I'm having trouble finding the answer to this problem. The square root is supposed to be over all of the x + y + 1.

Thanks. - Nov 10th 2008, 08:40 AMChris L T521

$\displaystyle \int_0^1\int_0^1\sqrt{x+y+1}\,dy\,dx$

Note that when we integrate with respect to y, x+1 is considered a constant, let's say A.

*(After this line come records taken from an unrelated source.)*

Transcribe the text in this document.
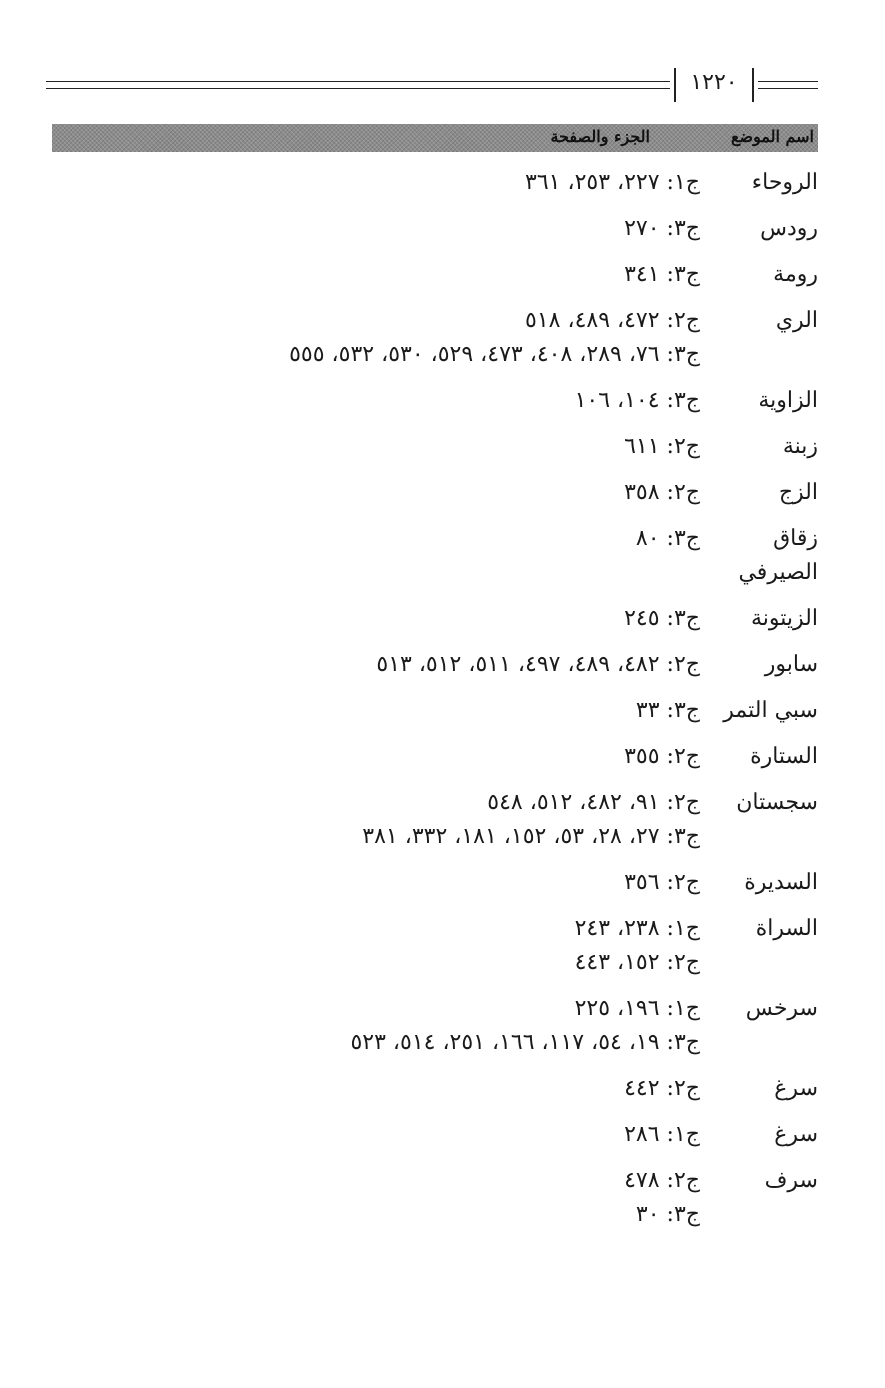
١٢٢٠
اسم الموضع
الجزء والصفحة
الروحاء
ج١: ٢٢٧، ٢٥٣، ٣٦١
رودس
ج٣: ٢٧٠
رومة
ج٣: ٣٤١
الري
ج٢: ٤٧٢، ٤٨٩، ٥١٨
ج٣: ٧٦، ٢٨٩، ٤٠٨، ٤٧٣، ٥٢٩، ٥٣٠، ٥٣٢، ٥٥٥
الزاوية
ج٣: ١٠٤، ١٠٦
زبنة
ج٢: ٦١١
الزج
ج٢: ٣٥٨
زقاق الصيرفي
ج٣: ٨٠
الزيتونة
ج٣: ٢٤٥
سابور
ج٢: ٤٨٢، ٤٨٩، ٤٩٧، ٥١١، ٥١٢، ٥١٣
سبي التمر
ج٣: ٣٣
الستارة
ج٢: ٣٥٥
سجستان
ج٢: ٩١، ٤٨٢، ٥١٢، ٥٤٨
ج٣: ٢٧، ٢٨، ٥٣، ١٥٢، ١٨١، ٣٣٢، ٣٨١
السديرة
ج٢: ٣٥٦
السراة
ج١: ٢٣٨، ٢٤٣
ج٢: ١٥٢، ٤٤٣
سرخس
ج١: ١٩٦، ٢٢٥
ج٣: ١٩، ٥٤، ١١٧، ١٦٦، ٢٥١، ٥١٤، ٥٢٣
سرغ
ج٢: ٤٤٢
سرغ
ج١: ٢٨٦
سرف
ج٢: ٤٧٨
ج٣: ٣٠
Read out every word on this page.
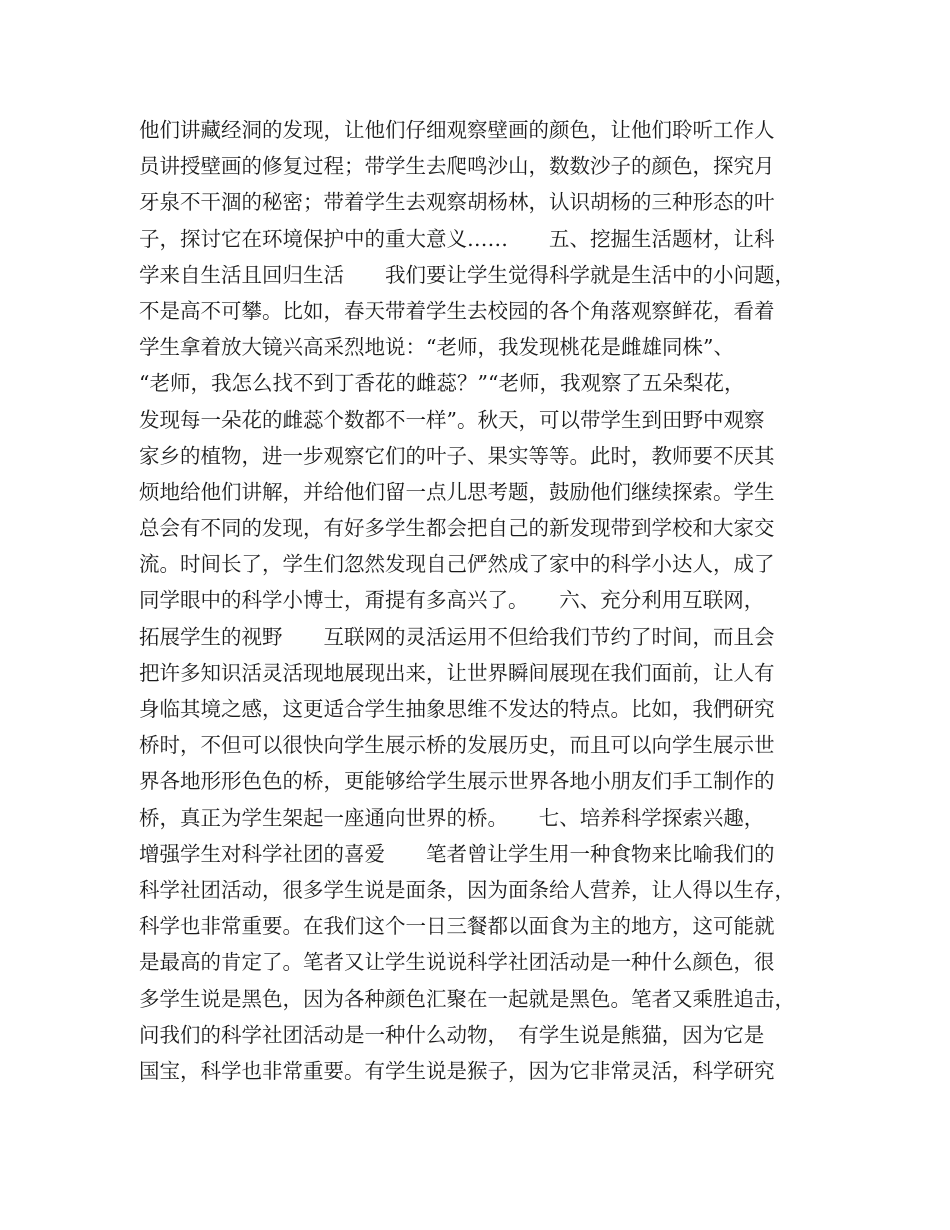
他们讲藏经洞的发现，让他们仔细观察壁画的颜色，让他们聆听工作人
员讲授壁画的修复过程；带学生去爬鸣沙山，数数沙子的颜色，探究月
牙泉不干涸的秘密；带着学生去观察胡杨林，认识胡杨的三种形态的叶
子，探讨它在环境保护中的重大意义……　　五、挖掘生活题材，让科
学来自生活且回归生活　　我们要让学生觉得科学就是生活中的小问题，
不是高不可攀。比如，春天带着学生去校园的各个角落观察鲜花，看着
学生拿着放大镜兴高采烈地说：“老师，我发现桃花是雌雄同株”、
“老师，我怎么找不到丁香花的雌蕊？”“老师，我观察了五朵梨花，
发现每一朵花的雌蕊个数都不一样”。秋天，可以带学生到田野中观察
家乡的植物，进一步观察它们的叶子、果实等等。此时，教师要不厌其
烦地给他们讲解，并给他们留一点儿思考题，鼓励他们继续探索。学生
总会有不同的发现，有好多学生都会把自己的新发现带到学校和大家交
流。时间长了，学生们忽然发现自己俨然成了家中的科学小达人，成了
同学眼中的科学小博士，甭提有多高兴了。　　六、充分利用互联网，
拓展学生的视野　　互联网的灵活运用不但给我们节约了时间，而且会
把许多知识活灵活现地展现出来，让世界瞬间展现在我们面前，让人有
身临其境之感，这更适合学生抽象思维不发达的特点。比如，我們研究
桥时，不但可以很快向学生展示桥的发展历史，而且可以向学生展示世
界各地形形色色的桥，更能够给学生展示世界各地小朋友们手工制作的
桥，真正为学生架起一座通向世界的桥。　　七、培养科学探索兴趣，
增强学生对科学社团的喜爱　　笔者曾让学生用一种食物来比喻我们的
科学社团活动，很多学生说是面条，因为面条给人营养，让人得以生存，
科学也非常重要。在我们这个一日三餐都以面食为主的地方，这可能就
是最高的肯定了。笔者又让学生说说科学社团活动是一种什么颜色，很
多学生说是黑色，因为各种颜色汇聚在一起就是黑色。笔者又乘胜追击，
问我们的科学社团活动是一种什么动物，　有学生说是熊猫，因为它是
国宝，科学也非常重要。有学生说是猴子，因为它非常灵活，科学研究
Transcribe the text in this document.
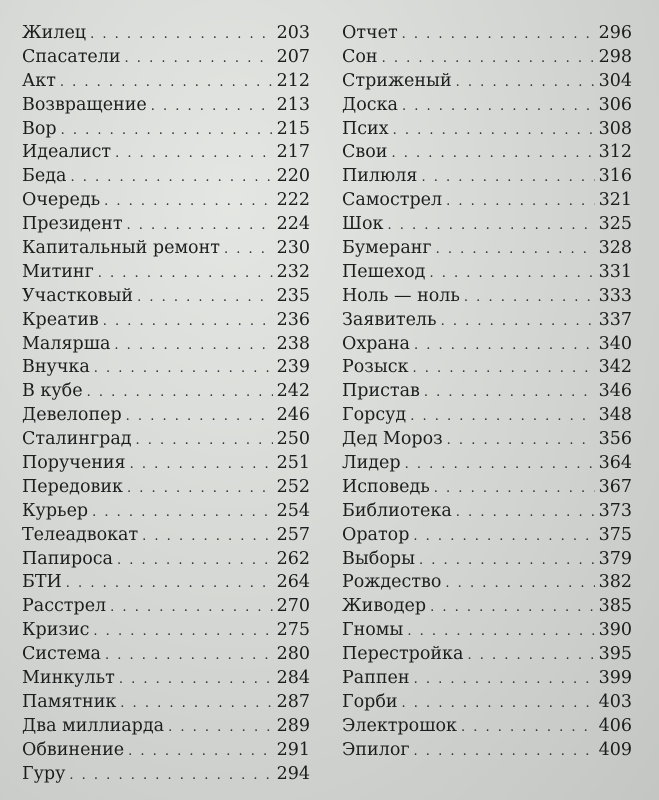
Жилец . . .	203
Спасатели . . .	207
Акт . . .	212
Возвращение . . .	213
Вор . . .	215
Идеалист . . .	217
Беда . . .	220
Очередь . . .	222
Президент . . .	224
Капитальный ремонт . . .	230
Митинг . . .	232
Участковый . . .	235
Креатив . . .	236
Малярша . . .	238
Внучка . . .	239
В кубе . . .	242
Девелопер . . .	246
Сталинград . . .	250
Поручения . . .	251
Передовик . . .	252
Курьер . . .	254
Телеадвокат . . .	257
Папироса . . .	262
БТИ . . .	264
Расстрел . . .	270
Кризис . . .	275
Система . . .	280
Минкульт . . .	284
Памятник . . .	287
Два миллиарда . . .	289
Обвинение . . .	291
Гуру . . .	294
Отчет . . .	296
Сон . . .	298
Стриженый . . .	304
Доска . . .	306
Псих . . .	308
Свои . . .	312
Пилюля . . .	316
Самострел . . .	321
Шок . . .	325
Бумеранг . . .	328
Пешеход . . .	331
Ноль — ноль . . .	333
Заявитель . . .	337
Охрана . . .	340
Розыск . . .	342
Пристав . . .	346
Горсуд . . .	348
Дед Мороз . . .	356
Лидер . . .	364
Исповедь . . .	367
Библиотека . . .	373
Оратор . . .	375
Выборы . . .	379
Рождество . . .	382
Живодер . . .	385
Гномы . . .	390
Перестройка . . .	395
Раппен . . .	399
Горби . . .	403
Электрошок . . .	406
Эпилог . . .	409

The integral becomes $\displaystyle \int_0^1\int_0^1 \sqrt{y+A}\,dy\,dx$

Now to evaluate this integral, you can make a simple substitution: $\displaystyle u=y+A\implies \,du=\,dy$. The limits of integration change as well! $\displaystyle u(0)=A$ and $\displaystyle u(1)=A+1$

Thus, we now have $\displaystyle \int_0^1\left[\int_A^{A+1}\sqrt{u}\,du\right]\,dx=\int_0^1\left[\left.\tfrac{2}{3}u^{\frac{3}{2}}\right|_A^{A+1}\r ight]\,dx$

Now plugging back $\displaystyle A=x+1$ and simplifying, we end up with $\displaystyle \tfrac{2}{3}\int_0^1\left[(x+2)^{\frac{3}{2}}-(x+1)^{\frac{3}{2}}\right]\,dx$

I'm sure you can take it from here. :D

--Chris - Nov 10th 2008, 08:44 AMtbgh
I'm going to assume you're integrating by x and then by y. In this case it doesn't matter if it's the opposite, but sometimes it does.

$\displaystyle

\int_0^{1} \int_0^{1} \sqrt(x + y + 1) dx dy

$

The key is just remembering that the square root of a number is just an exponent of 1/2.

$\displaystyle

\int_0^{1} \int_0^{1} (x + y + 1)^{\frac {1} {2}} dx dy

$

From here you're going to integrate as with any normal exponent. Add one to it and multiply the front by the inverse. Then just plug in 1 and 0 for x and subtract.

$\displaystyle

\int_0^{1} (\frac {2} {3} * (1 + y + 1)^{\frac {3} {2}}-\frac {2} {3} * (0 + y + 1)^{\frac {3} {2}}) dy

$

Just repeat for the other variable and you'll be there soon enough.